Dla wielu spragnionych wypoczynku urlopowiczów podróż będzie prawdziwą męczarnią. Bóle głowy, dreszcze, nudności, a nawet wymioty towarzyszące jeździe to typowe objawy choroby lokomocyjnej. Pojawiają się już po kilku minutach jazdy samochodem, autobusem albo pociągiem. Nasilają się podczas ruszania, hamowania i na ostrych zakrętach. Przyczyną dolegliwości jest rozbieżność sygnałów dostarczanych do mózgu przez oczy i błędnik. Zmysł wzroku rejestruje ruch, ale błędnik zachowuje się tak, jakbyśmy stali w miejscu. Wskutek informacyjnego chaosu, z którym ludzki mózg nie potrafi sobie poradzić, pojawiają się ból głowy i mdłości.
Na kinetozę, bo tak medycznie określa się chorobę lokomocyjną, cierpi co piąty Polak. Dla nich dojechanie do celu jest zawsze prawdziwą męczarnią, bo dolegliwości nie da się wyleczyć.
W każdej aptece można kupić środki łagodzące objawy kinetozy. Są skuteczne, jednak ich ubocznym działaniem jest senność, zmęczenie, brak energii i suchość w ustach. Jeśli nie chcesz doświadczać ich na własnej skórze, spróbuj naturalnych metod, np. wywaru z imbiru, który zapobiega nudnościom. Choroba lokomocyjna jest powiązana także z psychiką. Niektórzy nie skarżą się na dolegliwości (np. nudności, zawroty głowy), jeśli podczas jazdy mają uwagę zaprzątniętą zajęciami wymagającymi skupienia.

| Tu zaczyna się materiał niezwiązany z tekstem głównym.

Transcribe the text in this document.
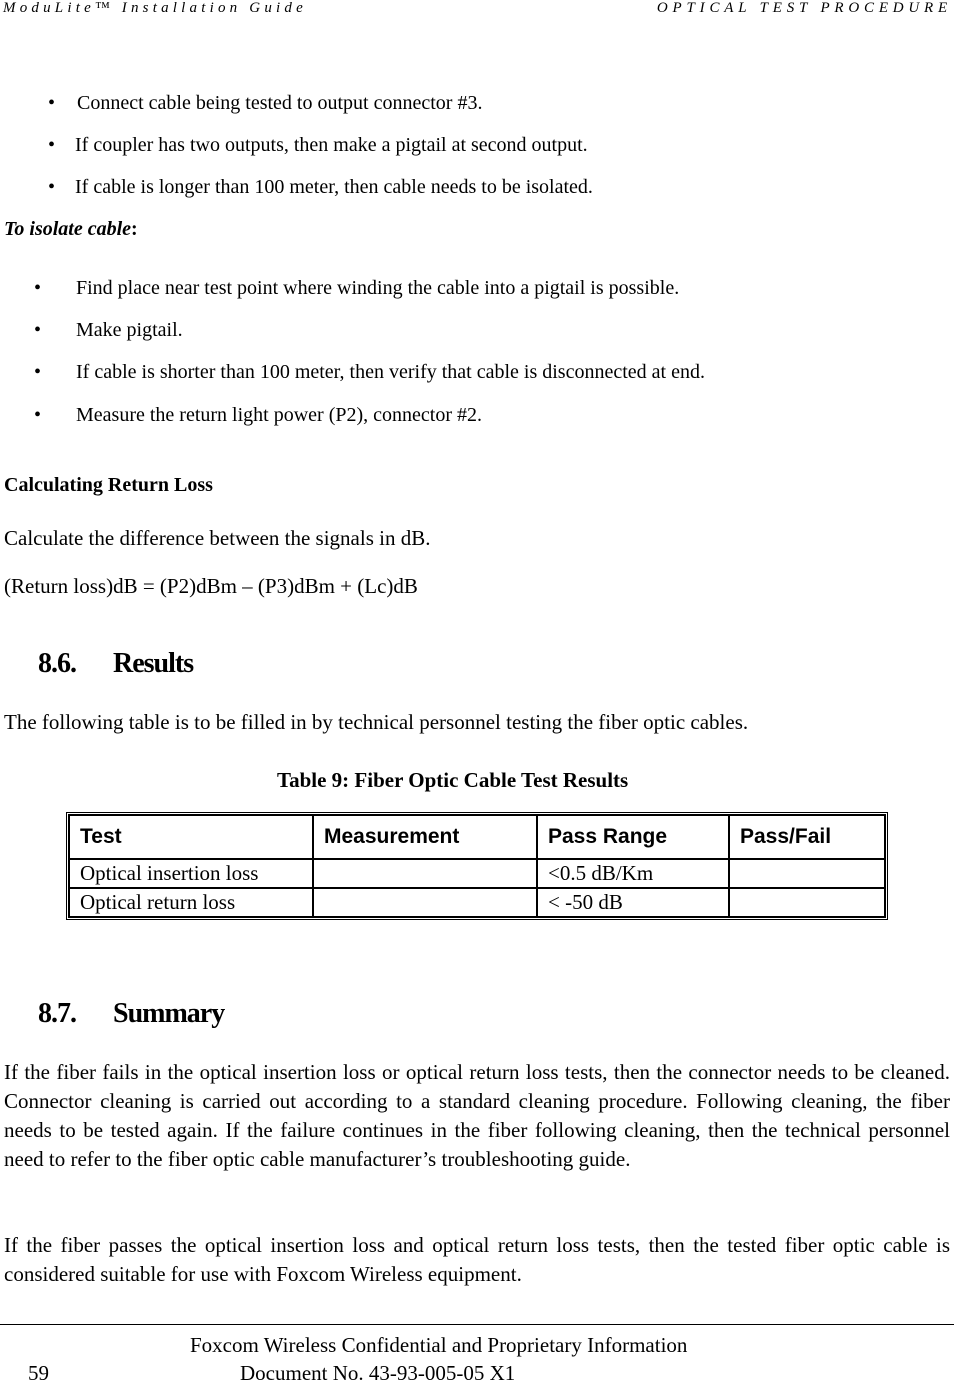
ModuLite™ Installation Guide	OPTICAL TEST PROCEDURE
• Connect cable being tested to output connector #3.
• If coupler has two outputs, then make a pigtail at second output.
• If cable is longer than 100 meter, then cable needs to be isolated.
To isolate cable:
• Find place near test point where winding the cable into a pigtail is possible.
• Make pigtail.
• If cable is shorter than 100 meter, then verify that cable is disconnected at end.
• Measure the return light power (P2), connector #2.
Calculating Return Loss
Calculate the difference between the signals in dB.
(Return loss)dB = (P2)dBm – (P3)dBm + (Lc)dB
8.6. Results
The following table is to be filled in by technical personnel testing the fiber optic cables.
Table 9: Fiber Optic Cable Test Results
Test	Measurement	Pass Range	Pass/Fail
Optical insertion loss		<0.5 dB/Km	
Optical return loss		< -50 dB	
8.7. Summary
If the fiber fails in the optical insertion loss or optical return loss tests, then the connector needs to be cleaned. Connector cleaning is carried out according to a standard cleaning procedure. Following cleaning, the fiber needs to be tested again. If the failure continues in the fiber following cleaning, then the technical personnel need to refer to the fiber optic cable manufacturer’s troubleshooting guide.
If the fiber passes the optical insertion loss and optical return loss tests, then the tested fiber optic cable is considered suitable for use with Foxcom Wireless equipment.
Foxcom Wireless Confidential and Proprietary Information
59	Document No. 43-93-005-05 X1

Kilka porad, które pomogą złagodzić objawy choroby lokomocyjnej
* Usiądź przodem do kierunku jazy, oprzyj głowę o zagłówek i postaraj się wpatrywać ciągle w jeden, stały punkt.

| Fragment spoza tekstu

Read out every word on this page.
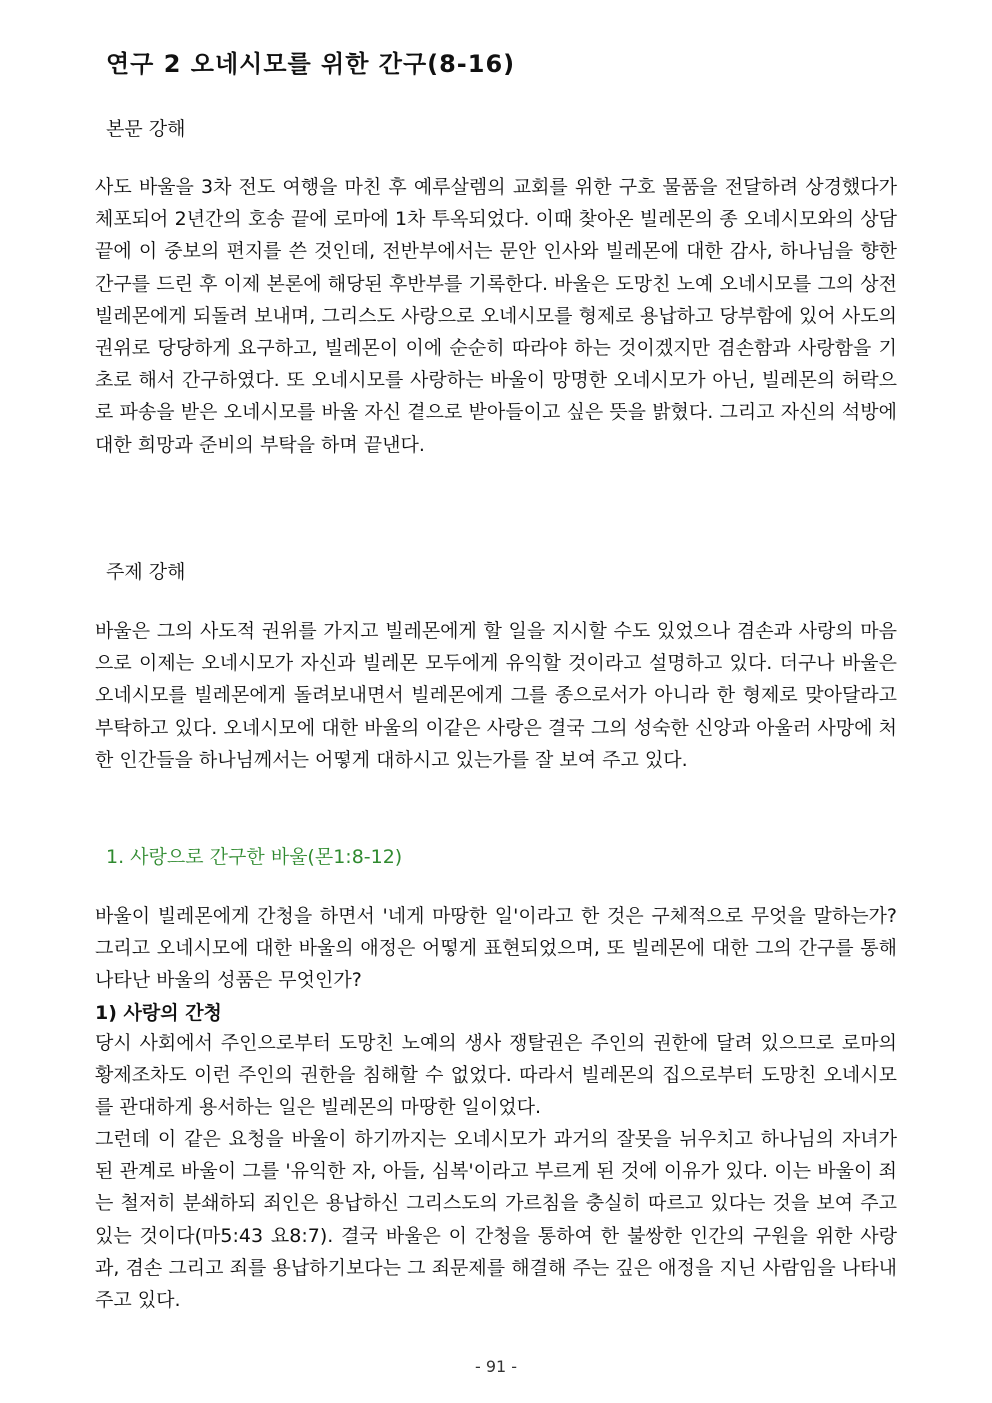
연구 2 오네시모를 위한 간구(8-16)
본문 강해

사도 바울을 3차 전도 여행을 마친 후 예루살렘의 교회를 위한 구호 물품을 전달하려 상경했다가 체포되어 2년간의 호송 끝에 로마에 1차 투옥되었다. 이때 찾아온 빌레몬의 종 오네시모와의 상담 끝에 이 중보의 편지를 쓴 것인데, 전반부에서는 문안 인사와 빌레몬에 대한 감사, 하나님을 향한 간구를 드린 후 이제 본론에 해당된 후반부를 기록한다. 바울은 도망친 노예 오네시모를 그의 상전 빌레몬에게 되돌려 보내며, 그리스도 사랑으로 오네시모를 형제로 용납하고 당부함에 있어 사도의 권위로 당당하게 요구하고, 빌레몬이 이에 순순히 따라야 하는 것이겠지만 겸손함과 사랑함을 기초로 해서 간구하였다. 또 오네시모를 사랑하는 바울이 망명한 오네시모가 아닌, 빌레몬의 허락으로 파송을 받은 오네시모를 바울 자신 곁으로 받아들이고 싶은 뜻을 밝혔다. 그리고 자신의 석방에 대한 희망과 준비의 부탁을 하며 끝낸다.

주제 강해

바울은 그의 사도적 권위를 가지고 빌레몬에게 할 일을 지시할 수도 있었으나 겸손과 사랑의 마음으로 이제는 오네시모가 자신과 빌레몬 모두에게 유익할 것이라고 설명하고 있다. 더구나 바울은 오네시모를 빌레몬에게 돌려보내면서 빌레몬에게 그를 종으로서가 아니라 한 형제로 맞아달라고 부탁하고 있다. 오네시모에 대한 바울의 이같은 사랑은 결국 그의 성숙한 신앙과 아울러 사망에 처한 인간들을 하나님께서는 어떻게 대하시고 있는가를 잘 보여 주고 있다.

1. 사랑으로 간구한 바울(몬1:8-12)

바울이 빌레몬에게 간청을 하면서 '네게 마땅한 일'이라고 한 것은 구체적으로 무엇을 말하는가? 그리고 오네시모에 대한 바울의 애정은 어떻게 표현되었으며, 또 빌레몬에 대한 그의 간구를 통해 나타난 바울의 성품은 무엇인가?

1) 사랑의 간청

당시 사회에서 주인으로부터 도망친 노예의 생사 쟁탈권은 주인의 권한에 달려 있으므로 로마의 황제조차도 이런 주인의 권한을 침해할 수 없었다. 따라서 빌레몬의 집으로부터 도망친 오네시모를 관대하게 용서하는 일은 빌레몬의 마땅한 일이었다.

그런데 이 같은 요청을 바울이 하기까지는 오네시모가 과거의 잘못을 뉘우치고 하나님의 자녀가 된 관계로 바울이 그를 '유익한 자, 아들, 심복'이라고 부르게 된 것에 이유가 있다. 이는 바울이 죄는 철저히 분쇄하되 죄인은 용납하신 그리스도의 가르침을 충실히 따르고 있다는 것을 보여 주고 있는 것이다(마5:43 요8:7). 결국 바울은 이 간청을 통하여 한 불쌍한 인간의 구원을 위한 사랑과, 겸손 그리고 죄를 용납하기보다는 그 죄문제를 해결해 주는 깊은 애정을 지닌 사람임을 나타내 주고 있다.

- 91 -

* Na godzinę przed podróżą nie objadaj się. Nie jedz też podczas jazdy.
* W autobusie lub pociągu usiądź blisko drzwi lub okna. Unikaj miejsc „na kole” i na końcu autobusu; tam ruch pojazdu jest najbardziej odczuwalny.
* Podczas podróży nie czytaj.
* Rób częste przerwy, wdychaj świeże powietrze.
* Przed wyjazdem usuń wszystkie samochodowe zapachy. Nie używaj też intensywnych perfum.
Warto mieć przy sobie foliowe woreczki, by w awaryjnej sytuacji móc z nich skorzystać.